6月21日、最高裁で、性同一性障害者の性別の特例に関する法律(「特例法」)で、性別を男性から女性に変更した方が、凍結保存された精子を使って、出産させた子どもとの関係について、民法の胎児認知(※)を認めるという判決が出されました。

事案は、Aさんは、①特例法により、法的性別を男性から女性へ変更→②女性Bに自分の凍結保存された精子を用いた生殖補助医療によって懐胎させて、子ども(C)を出産→③胎知届け出をしたが、Aさんの法的性別が女性であることを理由に届け出は不受理とされた、というものです。原審(高裁)は、認知請求は性別が男性(父)に対してするものであって、子どもの出生時にAさんの性別は女性へと変更されていたから、認知請求は認められないとしました。

ところが、最高裁は、原審を破棄して、「子は、生物学的な女性に自己の精子で子を懐胎させた者に対し、その者の法的性別にかかわらず、認知を求めることができる」と判断しました。その理由は、「生殖補助医療の技術が進歩し、性別の取扱いの変更を認めることとした特例法が施行されるなどしたことで、法的性別が女性である者が自己の精子で生物学的な女性に子を懐胎させ、当該子との間に血縁上の父子関係を有するという事態が生じ得ることとなった。」「実親子関係の存否は子の福祉に深く関わるものであり、父に対する認知の訴えは、子の福祉及び利益等のため、強制的に法律上の父子関係を形成するものであると解される。仮に子が、自己と血縁上の父子関係を有する者に対して認知を求めることについて、その者の法的性別が女性であることを理由に妨げられる場合があるとすると、血縁上の父子関係があるにもかかわらず…その者が子の親権者となり得ることはなく、子は、その者から監護、養育、扶養を受けることのできる法的地位を取得したり、その相続人となったりすることができないという事態が生ずるが、このような事態がこの福祉及び利益に反するものであることは明らかである。」という、子どもの福祉・利益を理由としたものです。

性別変更で「女性」となった者も、自己の精子で子どもを作った以上は、子どもとのあいだで法律上の父子関係が生じる、という画期的な判決です。

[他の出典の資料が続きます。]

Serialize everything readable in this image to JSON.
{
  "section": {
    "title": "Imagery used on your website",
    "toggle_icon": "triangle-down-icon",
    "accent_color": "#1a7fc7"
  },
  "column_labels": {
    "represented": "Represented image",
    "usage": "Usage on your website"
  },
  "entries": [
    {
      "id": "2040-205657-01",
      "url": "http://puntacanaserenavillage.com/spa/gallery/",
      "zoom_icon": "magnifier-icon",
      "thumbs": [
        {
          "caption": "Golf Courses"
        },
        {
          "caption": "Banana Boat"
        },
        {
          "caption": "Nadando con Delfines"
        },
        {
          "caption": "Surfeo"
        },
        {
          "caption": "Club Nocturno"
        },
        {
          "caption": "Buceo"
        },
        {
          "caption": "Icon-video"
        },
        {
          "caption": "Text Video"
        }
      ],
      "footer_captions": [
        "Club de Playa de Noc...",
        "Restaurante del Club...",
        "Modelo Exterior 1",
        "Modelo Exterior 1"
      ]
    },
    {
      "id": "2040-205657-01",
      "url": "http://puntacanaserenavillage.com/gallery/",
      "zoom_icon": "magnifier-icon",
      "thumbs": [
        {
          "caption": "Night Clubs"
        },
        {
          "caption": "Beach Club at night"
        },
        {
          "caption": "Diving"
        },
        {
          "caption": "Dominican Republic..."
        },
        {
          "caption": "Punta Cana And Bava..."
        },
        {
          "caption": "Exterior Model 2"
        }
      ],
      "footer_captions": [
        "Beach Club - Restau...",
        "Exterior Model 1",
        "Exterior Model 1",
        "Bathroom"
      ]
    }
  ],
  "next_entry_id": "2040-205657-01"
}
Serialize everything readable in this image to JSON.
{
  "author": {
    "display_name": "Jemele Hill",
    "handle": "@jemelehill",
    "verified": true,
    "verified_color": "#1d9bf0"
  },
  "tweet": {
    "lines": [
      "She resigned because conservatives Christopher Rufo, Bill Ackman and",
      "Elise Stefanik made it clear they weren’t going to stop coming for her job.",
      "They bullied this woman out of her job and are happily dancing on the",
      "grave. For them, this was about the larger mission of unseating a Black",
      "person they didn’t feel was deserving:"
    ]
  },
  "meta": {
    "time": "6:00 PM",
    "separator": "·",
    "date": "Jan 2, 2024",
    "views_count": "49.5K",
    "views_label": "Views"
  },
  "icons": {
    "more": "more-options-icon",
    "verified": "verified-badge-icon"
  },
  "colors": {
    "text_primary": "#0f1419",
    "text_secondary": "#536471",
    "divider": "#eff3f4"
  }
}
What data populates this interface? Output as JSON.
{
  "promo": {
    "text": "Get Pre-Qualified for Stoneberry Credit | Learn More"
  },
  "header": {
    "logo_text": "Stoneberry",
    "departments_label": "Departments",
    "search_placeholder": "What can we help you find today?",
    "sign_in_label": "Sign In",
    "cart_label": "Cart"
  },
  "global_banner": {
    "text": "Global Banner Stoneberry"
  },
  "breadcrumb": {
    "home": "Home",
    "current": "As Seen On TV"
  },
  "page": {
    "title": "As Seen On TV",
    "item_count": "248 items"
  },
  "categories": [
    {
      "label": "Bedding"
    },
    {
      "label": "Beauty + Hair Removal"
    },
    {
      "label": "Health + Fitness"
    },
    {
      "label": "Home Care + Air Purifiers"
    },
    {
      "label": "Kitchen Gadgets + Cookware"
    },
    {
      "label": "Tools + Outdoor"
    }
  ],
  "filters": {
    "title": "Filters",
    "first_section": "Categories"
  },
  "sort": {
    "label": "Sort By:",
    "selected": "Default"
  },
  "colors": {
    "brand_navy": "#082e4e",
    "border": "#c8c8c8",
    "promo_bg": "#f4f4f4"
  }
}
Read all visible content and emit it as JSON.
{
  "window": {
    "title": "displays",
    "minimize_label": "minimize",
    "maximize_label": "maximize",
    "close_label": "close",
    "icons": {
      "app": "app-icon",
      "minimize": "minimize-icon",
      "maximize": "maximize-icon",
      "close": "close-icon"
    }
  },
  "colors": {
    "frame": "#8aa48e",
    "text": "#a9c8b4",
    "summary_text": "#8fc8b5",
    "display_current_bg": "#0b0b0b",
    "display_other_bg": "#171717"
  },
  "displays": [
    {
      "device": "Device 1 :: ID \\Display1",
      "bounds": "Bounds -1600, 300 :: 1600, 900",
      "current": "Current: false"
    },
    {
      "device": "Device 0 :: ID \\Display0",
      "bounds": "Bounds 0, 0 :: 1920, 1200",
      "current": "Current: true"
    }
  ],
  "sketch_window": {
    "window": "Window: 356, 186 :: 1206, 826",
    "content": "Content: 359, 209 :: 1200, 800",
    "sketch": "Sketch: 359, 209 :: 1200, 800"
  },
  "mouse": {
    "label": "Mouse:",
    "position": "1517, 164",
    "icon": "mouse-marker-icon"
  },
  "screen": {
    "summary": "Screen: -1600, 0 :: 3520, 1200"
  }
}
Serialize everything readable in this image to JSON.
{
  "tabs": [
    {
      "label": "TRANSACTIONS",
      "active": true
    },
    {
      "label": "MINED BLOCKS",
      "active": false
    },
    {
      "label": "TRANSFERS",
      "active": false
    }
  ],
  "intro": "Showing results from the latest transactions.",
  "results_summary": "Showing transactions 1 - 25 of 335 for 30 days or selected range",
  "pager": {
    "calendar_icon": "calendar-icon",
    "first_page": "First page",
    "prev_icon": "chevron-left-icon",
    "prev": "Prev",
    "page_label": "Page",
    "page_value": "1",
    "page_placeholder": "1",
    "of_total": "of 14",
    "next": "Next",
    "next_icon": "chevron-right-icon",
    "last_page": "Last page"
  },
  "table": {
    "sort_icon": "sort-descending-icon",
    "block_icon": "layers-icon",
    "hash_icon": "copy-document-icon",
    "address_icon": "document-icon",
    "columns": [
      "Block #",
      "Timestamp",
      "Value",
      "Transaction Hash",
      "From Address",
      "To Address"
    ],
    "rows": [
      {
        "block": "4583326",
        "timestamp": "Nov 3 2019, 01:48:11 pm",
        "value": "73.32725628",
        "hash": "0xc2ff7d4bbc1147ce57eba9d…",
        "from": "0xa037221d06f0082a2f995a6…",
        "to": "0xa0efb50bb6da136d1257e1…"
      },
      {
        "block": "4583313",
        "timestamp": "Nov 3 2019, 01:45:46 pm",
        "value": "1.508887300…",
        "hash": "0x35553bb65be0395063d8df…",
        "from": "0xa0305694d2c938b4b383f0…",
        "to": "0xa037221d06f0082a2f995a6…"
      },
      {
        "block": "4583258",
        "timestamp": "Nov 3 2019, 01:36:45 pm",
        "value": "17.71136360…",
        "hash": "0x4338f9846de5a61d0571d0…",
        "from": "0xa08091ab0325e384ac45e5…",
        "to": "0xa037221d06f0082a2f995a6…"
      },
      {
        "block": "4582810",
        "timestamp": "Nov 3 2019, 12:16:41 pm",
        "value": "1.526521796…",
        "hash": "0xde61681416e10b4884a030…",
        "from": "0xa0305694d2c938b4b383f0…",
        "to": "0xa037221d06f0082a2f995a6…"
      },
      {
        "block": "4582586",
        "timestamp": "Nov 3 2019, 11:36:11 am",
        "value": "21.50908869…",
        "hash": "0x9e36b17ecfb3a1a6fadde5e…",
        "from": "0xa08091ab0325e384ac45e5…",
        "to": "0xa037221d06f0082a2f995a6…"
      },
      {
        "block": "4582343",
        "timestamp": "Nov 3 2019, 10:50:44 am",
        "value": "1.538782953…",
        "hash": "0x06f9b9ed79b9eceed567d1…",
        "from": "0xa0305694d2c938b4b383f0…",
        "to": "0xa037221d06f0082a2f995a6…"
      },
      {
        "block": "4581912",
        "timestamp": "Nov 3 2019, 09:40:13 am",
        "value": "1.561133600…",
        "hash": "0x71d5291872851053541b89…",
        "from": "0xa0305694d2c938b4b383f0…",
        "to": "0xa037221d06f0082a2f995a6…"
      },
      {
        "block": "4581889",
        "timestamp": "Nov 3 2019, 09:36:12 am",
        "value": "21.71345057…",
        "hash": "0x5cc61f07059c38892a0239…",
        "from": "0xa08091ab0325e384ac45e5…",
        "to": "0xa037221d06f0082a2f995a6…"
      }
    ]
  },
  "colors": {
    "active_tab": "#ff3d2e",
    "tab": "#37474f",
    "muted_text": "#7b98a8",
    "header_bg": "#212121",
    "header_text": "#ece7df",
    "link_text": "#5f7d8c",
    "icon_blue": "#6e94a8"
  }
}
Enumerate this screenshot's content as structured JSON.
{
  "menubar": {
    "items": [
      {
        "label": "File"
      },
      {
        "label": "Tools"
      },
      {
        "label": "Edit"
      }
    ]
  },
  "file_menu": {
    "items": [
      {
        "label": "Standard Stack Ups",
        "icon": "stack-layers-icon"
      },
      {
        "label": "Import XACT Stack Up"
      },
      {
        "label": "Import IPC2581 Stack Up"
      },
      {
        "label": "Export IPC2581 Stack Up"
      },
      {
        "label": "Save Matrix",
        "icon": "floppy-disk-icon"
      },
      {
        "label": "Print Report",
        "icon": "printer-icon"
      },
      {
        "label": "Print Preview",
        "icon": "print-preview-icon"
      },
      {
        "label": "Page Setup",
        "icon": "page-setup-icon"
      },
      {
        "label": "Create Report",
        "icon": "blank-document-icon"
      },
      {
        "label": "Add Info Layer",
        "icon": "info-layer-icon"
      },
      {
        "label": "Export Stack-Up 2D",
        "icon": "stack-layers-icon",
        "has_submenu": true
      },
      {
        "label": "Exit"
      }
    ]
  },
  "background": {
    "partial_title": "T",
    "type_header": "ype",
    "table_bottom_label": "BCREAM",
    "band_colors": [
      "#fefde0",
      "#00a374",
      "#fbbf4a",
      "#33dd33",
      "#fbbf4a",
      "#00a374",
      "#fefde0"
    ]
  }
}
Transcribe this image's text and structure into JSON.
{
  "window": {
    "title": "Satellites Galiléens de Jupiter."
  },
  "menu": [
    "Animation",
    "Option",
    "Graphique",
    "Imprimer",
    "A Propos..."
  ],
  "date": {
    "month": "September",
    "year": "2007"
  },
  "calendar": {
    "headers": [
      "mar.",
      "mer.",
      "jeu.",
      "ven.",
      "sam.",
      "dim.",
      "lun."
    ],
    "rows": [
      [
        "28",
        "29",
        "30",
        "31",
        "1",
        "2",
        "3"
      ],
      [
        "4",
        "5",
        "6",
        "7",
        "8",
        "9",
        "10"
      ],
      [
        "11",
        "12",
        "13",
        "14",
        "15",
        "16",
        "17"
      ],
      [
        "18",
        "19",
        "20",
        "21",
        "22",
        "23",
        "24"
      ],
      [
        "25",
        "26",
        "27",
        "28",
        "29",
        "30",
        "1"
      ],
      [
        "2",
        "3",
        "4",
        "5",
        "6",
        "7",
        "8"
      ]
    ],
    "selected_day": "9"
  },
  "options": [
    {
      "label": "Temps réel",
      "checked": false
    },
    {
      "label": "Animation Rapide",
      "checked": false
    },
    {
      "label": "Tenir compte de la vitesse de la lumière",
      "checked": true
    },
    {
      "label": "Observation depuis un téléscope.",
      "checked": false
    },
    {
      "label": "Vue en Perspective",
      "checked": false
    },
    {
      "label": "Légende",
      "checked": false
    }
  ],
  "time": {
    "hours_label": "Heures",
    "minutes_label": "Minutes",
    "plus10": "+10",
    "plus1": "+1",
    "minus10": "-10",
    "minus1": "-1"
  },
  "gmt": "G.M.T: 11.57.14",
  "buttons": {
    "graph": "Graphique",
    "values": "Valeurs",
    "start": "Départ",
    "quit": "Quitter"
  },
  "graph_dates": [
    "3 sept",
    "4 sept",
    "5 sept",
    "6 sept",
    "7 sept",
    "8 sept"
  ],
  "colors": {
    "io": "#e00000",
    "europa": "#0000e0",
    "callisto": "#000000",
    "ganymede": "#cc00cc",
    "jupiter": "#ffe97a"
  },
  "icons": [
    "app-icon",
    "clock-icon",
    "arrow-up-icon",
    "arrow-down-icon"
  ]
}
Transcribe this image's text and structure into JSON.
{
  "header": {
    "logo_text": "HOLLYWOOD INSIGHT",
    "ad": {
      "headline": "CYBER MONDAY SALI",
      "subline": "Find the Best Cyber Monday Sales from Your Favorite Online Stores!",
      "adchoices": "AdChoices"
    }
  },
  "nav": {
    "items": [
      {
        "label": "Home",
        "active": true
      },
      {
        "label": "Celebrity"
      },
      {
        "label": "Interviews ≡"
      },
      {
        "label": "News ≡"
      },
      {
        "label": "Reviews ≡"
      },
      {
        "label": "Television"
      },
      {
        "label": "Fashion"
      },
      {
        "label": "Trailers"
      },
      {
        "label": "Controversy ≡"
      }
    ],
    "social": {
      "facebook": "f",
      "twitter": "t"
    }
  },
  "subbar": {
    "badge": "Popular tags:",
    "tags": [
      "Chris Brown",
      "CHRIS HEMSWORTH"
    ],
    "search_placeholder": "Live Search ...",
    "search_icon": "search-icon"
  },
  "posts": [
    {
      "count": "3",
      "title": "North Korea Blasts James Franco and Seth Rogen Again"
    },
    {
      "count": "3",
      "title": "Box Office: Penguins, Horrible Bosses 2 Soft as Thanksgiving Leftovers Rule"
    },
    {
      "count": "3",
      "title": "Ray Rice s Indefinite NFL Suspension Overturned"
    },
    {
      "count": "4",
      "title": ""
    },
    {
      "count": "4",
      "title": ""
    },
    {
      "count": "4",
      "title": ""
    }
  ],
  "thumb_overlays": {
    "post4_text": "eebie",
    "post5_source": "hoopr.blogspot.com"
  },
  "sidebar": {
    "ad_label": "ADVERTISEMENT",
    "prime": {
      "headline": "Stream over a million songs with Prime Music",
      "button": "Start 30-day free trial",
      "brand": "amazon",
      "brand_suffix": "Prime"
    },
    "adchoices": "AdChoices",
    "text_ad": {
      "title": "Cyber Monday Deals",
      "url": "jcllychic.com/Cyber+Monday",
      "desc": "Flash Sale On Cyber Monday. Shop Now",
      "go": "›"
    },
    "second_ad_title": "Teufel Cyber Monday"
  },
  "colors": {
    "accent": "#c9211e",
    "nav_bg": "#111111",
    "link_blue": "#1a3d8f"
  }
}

親子/家族とは何か、父とは何か、とも問いかけるもので、同性婚をはじめ近接する課題にも影響していく可能性があります。

(※)民法
第779条 嫡出でない子は、その父…がこれを認知することができる。
第783条 父は、胎内に在る子でも、認知することができる。

同性カップルの住民票に
「夫(未届)」
大村市が快挙!

 本誌46号で紹介したケータさん、今年3月に長崎県大村市へ相方さんと転居しました。2人はこれまでは同じ住所に、別々の世帯でそれぞれ「世帯主」と登録していたそうですが、5月2日、世帯をひとつにする手続きを申請し、ケータさんを「世帯主」、相方さんを「夫(未届)」と表記することを求めたところ、大村市はこれを認めました。
 同性パートナーが同じ住民票で「夫(未届)」と表記されたのは、非常に画期的で快挙です。

 ところが、報道(※)によると、これに対して、総務省住民制度課は文書で、住民票は「社会保障制度の適用を判断するための公証資料」と指摘し、「異性間の事実婚に使われる「夫(未届)」の記載を同性カップルに用いれば、各種社会保障の窓口で住民票の続柄のみで適用の可否を判断できなくなり、実務上の支障を来す恐れがある」と説明したそうです。松本総務大臣も、記者会見で、大村市に「(総務省の)助言を踏まえて判断してほしい」と求めたそうです。
 大村市の市長は、現時点では表記は修正しないとしているようですが、今後どうなるのでしょうか…注目してきたいと思います。
(※時事通信ニュース7月9日)

【 お知らせとお詫び 】
今号で「神社で同性パートナーと神前結婚式をしようとしたら…(後編)」を掲載予定でしたが、今回のニュースがあり次号以降とさせて頂きます。
申し訳ありません。

日本女性学会の分科会で
「トランス問題」が?

 以上二つのニュースのように、世の中の動きは急ピッチで前に進んでいるようですが、一方では、こんなニュースも。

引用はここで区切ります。